La « tempête » du titre, c’est la zizanie puis la guerre. Ce sont les différents points de vue sur la perte du pays natal et de la langue propre à l’identité d’un peuple, ignorée puis interdite par l’envahisseur – le slovène. En 1936, la famille de Moi vit l’invasion de la Tchécoslovaquie par l’armée allemande. Il y a les garçons (les oncles de Moi), qui seront d’abord engagés de force avant que deux d’entre eux ne meurent au front, Benjamin et Valentin. Le plus âgé, Gregor, rejoindra sa sœur dans la résistance, niché dans les forêts surplombant la Carinthie (actuel sud de l’Autriche). Les grands-parents se retrouvent seuls : leur dernière fille, mère de Moi, est partie avec son bébé dans ses bagages à la recherche de l’officier allemand qui l’a mise enceinte en 1942. On pense à tous les peuples dispersés par une géopolitique qui a choisi, au mieux, de les ignorer et au pire de les pourchasser comme les Kurdes ou les Arméniens.
L’histoire de Handke, largement autobiographique, met en avant une notion chère à l’auteur : l’importance de la multiplicité des points de vue dans la construction de la vérité historique. C’est lui qui avait fustigé les critiques à son encontre lorsqu’il était apparu à l’enterrement de Slobodan Milošević en 2006, arguant que « Le monde, le soi-disant monde, sait tout sur Milošević. Le soi-disant monde connaît la vérité » ; sous-entendant par l’ironie que l’on avait pas laissé à une autre vérité la possibilité d’émerger.

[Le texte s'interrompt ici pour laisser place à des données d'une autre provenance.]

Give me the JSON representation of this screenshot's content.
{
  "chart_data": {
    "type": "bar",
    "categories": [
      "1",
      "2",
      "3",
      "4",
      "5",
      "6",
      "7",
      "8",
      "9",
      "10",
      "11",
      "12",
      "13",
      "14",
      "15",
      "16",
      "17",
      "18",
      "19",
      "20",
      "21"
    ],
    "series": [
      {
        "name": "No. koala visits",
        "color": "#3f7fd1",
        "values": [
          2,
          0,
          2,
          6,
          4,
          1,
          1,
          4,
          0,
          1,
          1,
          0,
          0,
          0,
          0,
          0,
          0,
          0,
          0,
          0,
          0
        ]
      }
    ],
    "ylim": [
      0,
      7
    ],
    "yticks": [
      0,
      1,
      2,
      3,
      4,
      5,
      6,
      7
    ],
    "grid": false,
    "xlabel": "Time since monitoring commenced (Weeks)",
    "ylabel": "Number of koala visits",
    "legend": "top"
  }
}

Cette confrontation entre un jeune et ses ancêtres – autrement plus profonde qu’une chanson des Enfoirés – donne lieu à ce qui s’apparente à du théâtre historique, où histoire vécue et histoire analysée sont exposées. A plusieurs reprises, les aïeuls clament pour justifier leurs actes honorables et courageux : « l’Histoire nous donnera raison ». Il y a une confiance solide en la mémoire à venir que ne partage pas Moi. Aussi, il est très intéressant pour nous, public français, de découvrir comment cette famille vit l’armistice du 8 mai 1945 et comment l’allégresse et la paix sont presque aussitôt sapées par la Guerre Froide qui débute.
Quelques touches d’ironie viennent alléger ce texte linéaire qui semble allongé de façon artificielle, notamment au début et à la fin. On entre dans le vif du sujet après une longue présentation de la famille et de ses habitudes – en beaucoup de mots pour dire peu de choses. Pénétrer aussi profondément dans leur intimité pour ensuite avoir une approche reculée de l’histoire, est-ce vraiment nécessaire pour le spectateur ? L’intellectualisation de ce qui pourrait être un banquet de famille, est-elle vraiment intéressante ? On pourrait aisément se passer des longues litanies sur les différentes variétés de pommes ou bien les menus complets avant que la famille ne passe à table. Et cela sans commenter le caractère discutable de la traduction (on pense à Gregor qui emploie l’expression erronée « au jour d’aujourd’hui », ou à cette phrase d’une qualité littéraire douteuse : « les hommes meurent et les t-shirts perdent leurs couleurs »).
Les acteurs relèvent le niveau. Laurent Stocker est bouleversant de justesse. On pense aussi à Dominique Reymond, qui prend ici les traits d’une jeune mère joviale et confiante. Dominique Valadié est étonnante et le couple de grands-parents, joués par Nada Strancar et Wladimir Yordanoff, est particulièrement touchant.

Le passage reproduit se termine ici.